Насколько знаю, теорию предисловий еще никто не написал. Это упущение не должно нас удручать, поскольку суть дела известна каждому. В беспросветном большинстве случаев предисловие находится где-то между застольной здравицей и надгробной речью, а потому переполнено самыми безответственными преувеличениями, которые недоверчивый читатель воспринимает как жанровую условность. Другие образцы — вспомним незабываемый труд, предпосланный Вордсвортом второму изданию «Lyrical Ballads»[117], — провозглашают и обосновывают эстетическое кредо автора. Увлекательное и немногословное предисловие Монтеня не менее замечательно, чем вся его замечательная книга. Вступительные главы ко многим вещам, которые не захочет стереть время, стали неотъемлемой частью текста. Первая в «Тысяче и одной ночи» (или, как настаивал Бертон, «Тысяче ночей и одной ночи») сказка о шахе, каждое утро отправлявшем очередную супругу на казнь, ничем не уступает последующим; знакомство с паломниками, чья благочестивая кавалькада будет потом излагать разноголосые «Кентерберийские рассказы», многие находили самой живой частью тома. У елизаветинцев в роли пролога выступал актер, излагавший содержание драмы.
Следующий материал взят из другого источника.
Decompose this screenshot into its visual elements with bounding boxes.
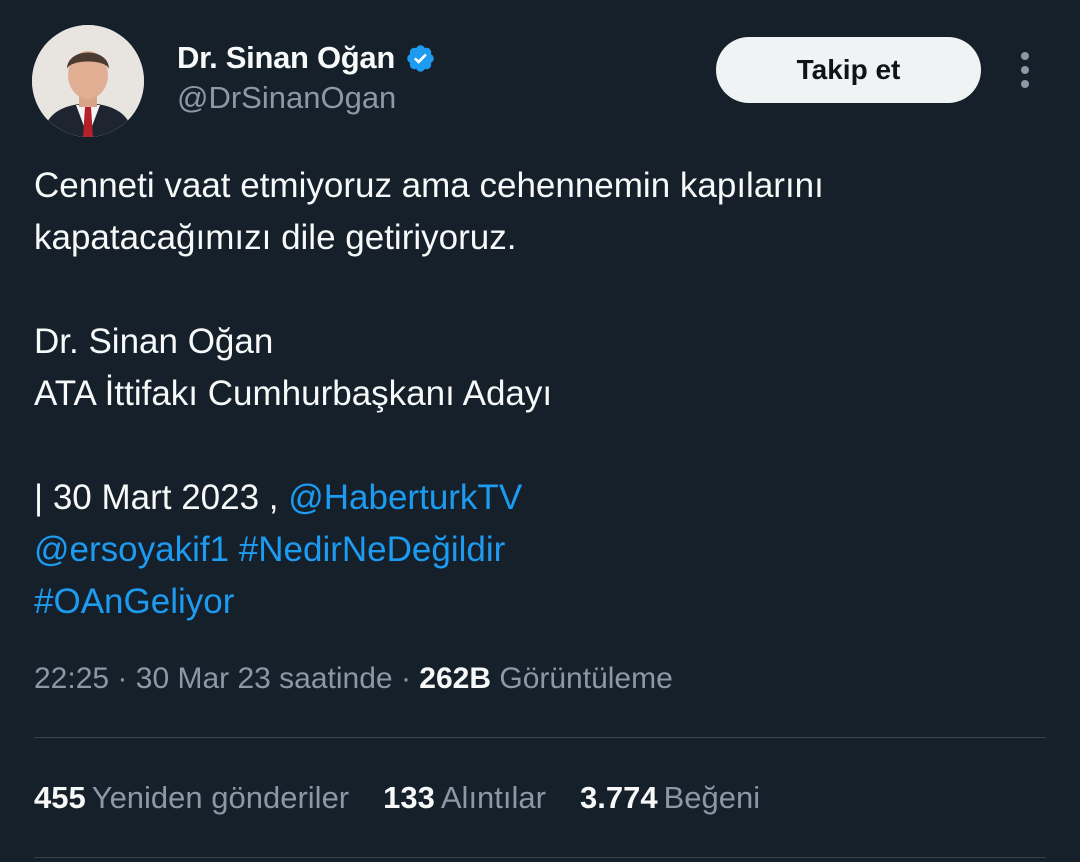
follow-button[interactable]: Takip et <box>716 37 981 103</box>
retweets-stat[interactable]: 455 Yeniden gönderiler <box>34 780 349 816</box>
tweet-meta: 22:25 · 30 Mar 23 saatinde · 262B Görünt… <box>34 662 673 696</box>
tweet-line: | 30 Mart 2023 , @HaberturkTV <box>34 472 1034 524</box>
views-label: Görüntüleme <box>499 662 673 695</box>
likes-label: Beğeni <box>663 780 761 815</box>
quotes-stat[interactable]: 133 Alıntılar <box>383 780 546 816</box>
tweet-date[interactable]: 30 Mar 23 saatinde <box>136 662 393 695</box>
views-count[interactable]: 262B <box>419 662 491 695</box>
tweet-line: #OAnGeliyor <box>34 576 1034 628</box>
mention-link[interactable]: @HaberturkTV <box>288 478 522 517</box>
more-vertical-icon[interactable] <box>1012 50 1038 90</box>
mention-link[interactable]: @ersoyakif1 <box>34 530 229 569</box>
likes-count: 3.774 <box>579 780 658 815</box>
quotes-label: Alıntılar <box>440 780 546 815</box>
tweet-line: Cenneti vaat etmiyoruz ama cehennemin ka… <box>34 166 824 205</box>
author-display-name[interactable]: Dr. Sinan Oğan <box>177 40 395 76</box>
separator-dot: · <box>400 662 411 695</box>
hashtag-link[interactable]: #OAnGeliyor <box>34 582 234 621</box>
tweet-stats: 455 Yeniden gönderiler 133 Alıntılar 3.774… <box>34 780 760 816</box>
tweet-date-text: | 30 Mart 2023 , <box>34 478 289 517</box>
likes-stat[interactable]: 3.774 Beğeni <box>580 780 760 816</box>
tweet-line: Dr. Sinan Oğan <box>34 322 274 361</box>
hashtag-link[interactable]: #NedirNeDeğildir <box>239 530 506 569</box>
retweets-count: 455 <box>34 780 86 815</box>
verified-badge-icon <box>405 43 436 74</box>
separator-dot: · <box>117 662 128 695</box>
quotes-count: 133 <box>383 780 435 815</box>
avatar[interactable] <box>32 25 144 137</box>
divider <box>34 737 1046 738</box>
tweet-line: ATA İttifakı Cumhurbaşkanı Adayı <box>34 374 553 413</box>
author-handle[interactable]: @DrSinanOgan <box>177 80 396 116</box>
divider <box>34 857 1046 858</box>
tweet-text: Cenneti vaat etmiyoruz ama cehennemin ka… <box>34 160 1034 628</box>
tweet-line: @ersoyakif1 #NedirNeDeğildir <box>34 524 1034 576</box>
tweet-line: kapatacağımızı dile getiriyoruz. <box>34 218 517 257</box>
tweet-time[interactable]: 22:25 <box>34 662 109 695</box>
author-name-row: Dr. Sinan Oğan <box>177 36 436 80</box>
avatar-image <box>32 25 144 137</box>
retweets-label: Yeniden gönderiler <box>91 780 350 815</box>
Не знаю, уместно ли здесь поминать ритуальные призывы в зачине эпических поэм наподобие «Arma virumque cano»[118]{313}, счастливо повторенного потом Камоэнсом{314}:
При благосклонности звезд пролог может из низшей формы тоста превратиться в своеобразную ветвь литературной критики. Каких благоприятных или сокрушительных оценок удостоятся мои предисловия, охватывающие столько мнений и лет, судить не мне.
Перечитывание этих забытых страниц навело меня на мысль о другой, более оригинальной и интересной книге, за которую и предлагаю взяться всем желающим. Думаю, здесь нужны более умелые руки и усердие, которого у меня уже нет. В тысяча восемьсот тридцатых годах Карлейль придумал в «Сарторе Резартусе» немецкого профессора, напечатавшего ученый труд по философии одежды, который он, Карлейль, частично перевел и, не без некоторой перелицовки, прокомментировал. Рисующаяся мне сейчас книга — нечто в этом роде. Она состояла бы из предисловий несуществующим книгам. В ней могли бы обильно цитироваться образцовые места из этих гипотетических сочинений. Существуют сюжеты, предназначенные не столько для кропотливого описания, сколько для досугов воображения или снисходительной беседы, — именно такие сюжеты составили бы неощутимую основу тех ненаписанных страниц. Представляю, как мы сопроводили бы подобным прологом Кихота, или Кихано, о котором до сих пор неизвестно, кто он — никудышный бедняга, который во сне видит себя доблестным рыцарем, окруженным злыми волшебниками, или окруженный злыми волшебниками доблестный рыцарь, который во сне видит себя никудышным беднягой. Стоило бы, разумеется, исключить любые образцы пародии или сатиры, оставив только такие сюжеты, которые приемлемы и приятны для ума.